# Conductive heat transfer water through concrete to water

So I've been asked to do a calculation on heat loss from a floating swimming pool. Strange and not something you're likely to come across on an everyday basis.

I have already calculated the evaporation loss, convection loss and radiative loss. The last part I am unsure of is the conductive loss to the surrounding water.

The pool will be heated to 25°C and I am to take the surrounding water temperature as 3°C. My first point of call was the typical:

$$Q=k A \frac{\Delta T}{d}$$

Since this i have been asked to double check my calculation as the value of 61.9kW was seen to be on the low side.

My questions are as follows;

1. Does the fact that I am transferring heat from water to water affect the calculation?
2. The fabric build up is 200mm insulation (@ 0.025w/m$$^2$$ U-value) and 300mm concrete (@ 1.3W/m$$^2$$) do I need to take this as a single fabric element, or can i work each out individually and sum the totals?

Any help anyone can offer on this is greatly appreciated.

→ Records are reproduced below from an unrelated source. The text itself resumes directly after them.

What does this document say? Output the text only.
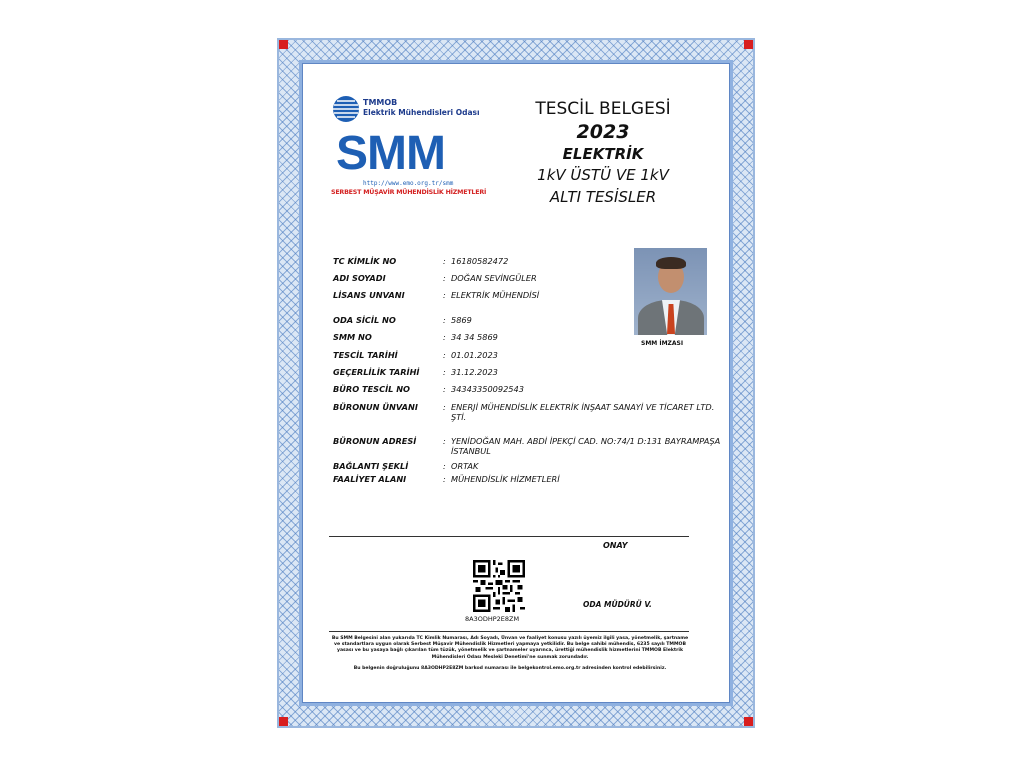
TMMOB
Elektrik Mühendisleri Odası
SMM
http://www.emo.org.tr/smm
SERBEST MÜŞAVİR MÜHENDİSLİK HİZMETLERİ
TESCİL BELGESİ
2023
ELEKTRİK
1kV ÜSTÜ VE 1kV
ALTI TESİSLER
TC KİMLİK NO	: 16180582472
ADI SOYADI	: DOĞAN SEVİNGÜLER
LİSANS UNVANI	: ELEKTRİK MÜHENDİSİ
ODA SİCİL NO	: 5869
SMM NO	: 34 34 5869
TESCİL TARİHİ	: 01.01.2023
GEÇERLİLİK TARİHİ	: 31.12.2023
BÜRO TESCİL NO	: 34343350092543
BÜRONUN ÜNVANI	: ENERJİ MÜHENDİSLİK ELEKTRİK İNŞAAT SANAYİ VE TİCARET LTD. ŞTİ.
BÜRONUN ADRESİ	: YENİDOĞAN MAH. ABDİ İPEKÇİ CAD. NO:74/1 D:131 BAYRAMPAŞA İSTANBUL
BAĞLANTI ŞEKLİ	: ORTAK
FAALİYET ALANI	: MÜHENDİSLİK HİZMETLERİ
SMM İMZASI
ONAY
8A3ODHP2E8ZM
ODA MÜDÜRÜ V.
Bu SMM Belgesini alan yukarıda TC Kimlik Numarası, Adı Soyadı, Ünvan ve faaliyet konusu yazılı üyemiz ilgili yasa, yönetmelik, şartname ve standartlara uygun olarak Serbest Müşavir Mühendislik Hizmetleri yapmaya yetkilidir. Bu belge sahibi mühendis, 6235 sayılı TMMOB yasası ve bu yasaya bağlı çıkarılan tüm tüzük, yönetmelik ve şartnameler uyarınca, ürettiği mühendislik hizmetlerini TMMOB Elektrik Mühendisleri Odası Mesleki Denetimi'ne sunmak zorundadır.
Bu belgenin doğruluğunu 8A3ODHP2E8ZM barkod numarası ile belgekontrol.emo.org.tr adresinden kontrol edebilirsiniz.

• What is a "floating swimming pool"? – Bob D Feb 27 at 19:51
• This depends more on how your full model is working. On the sides of this vessel, the heat loss due to conduction in the walls will also depend on the convection of the water on both sides, since the heat loss through the layers would be in series with each other. – JMac Feb 27 at 19:58
• Also, (1) will the heater in the floating swimming pool stay on and theoretically maintain the temperature of the pool and (2) can we assume the surrounding water is so massive that it is an ideal heat sink (no change in temperature)?. In other words, are you calculating the heat loss rate at steady state conditions? – Bob D Feb 27 at 20:00
• You need to know the density and heat capacity of the insulator and brick. If you set all the parameters, I calculate the heat flux. Does the brick come in with water in the pool? – Alex Trounev Feb 27 at 21:28
• A floating swimming pool is a something that has been adopted in Nordic countries to offer a safe place to swim within a reservoir. these swimming pools do not tend to be heated. They tend to be mounted upon height adjustable legs that rise and fall with the water level. – Abul Lais Mar 1 at 9:11

We use the heat equation:

$$\rho c_p\frac {\partial T}{\partial t}=\lambda \nabla^2 T$$

Set for brick wall thickness $$L_b=0.3$$ and for insulator $$L_i=0.2$$ (use SI):

brick $$\rho =2000, c_p=800,\lambda =1.35$$ for $$0\le x\le L_b$$

insulator $$\rho =100, c_p=1260, \lambda =0.025$$ for $$L_b

Boundary conditions for $$T(t,x)$$

$$T(t,0)=3, T(t,0.5)=25, t>0$$

Initial conditions: $$T(0,x)=3$$

In fig. shows the temperature profile $$T(t,x)$$ and heat flux $$q=-\lambda \nabla T$$ from the pool. Temperature profile is set for a week, heat flux reaches $$q_m=-59.3889$$.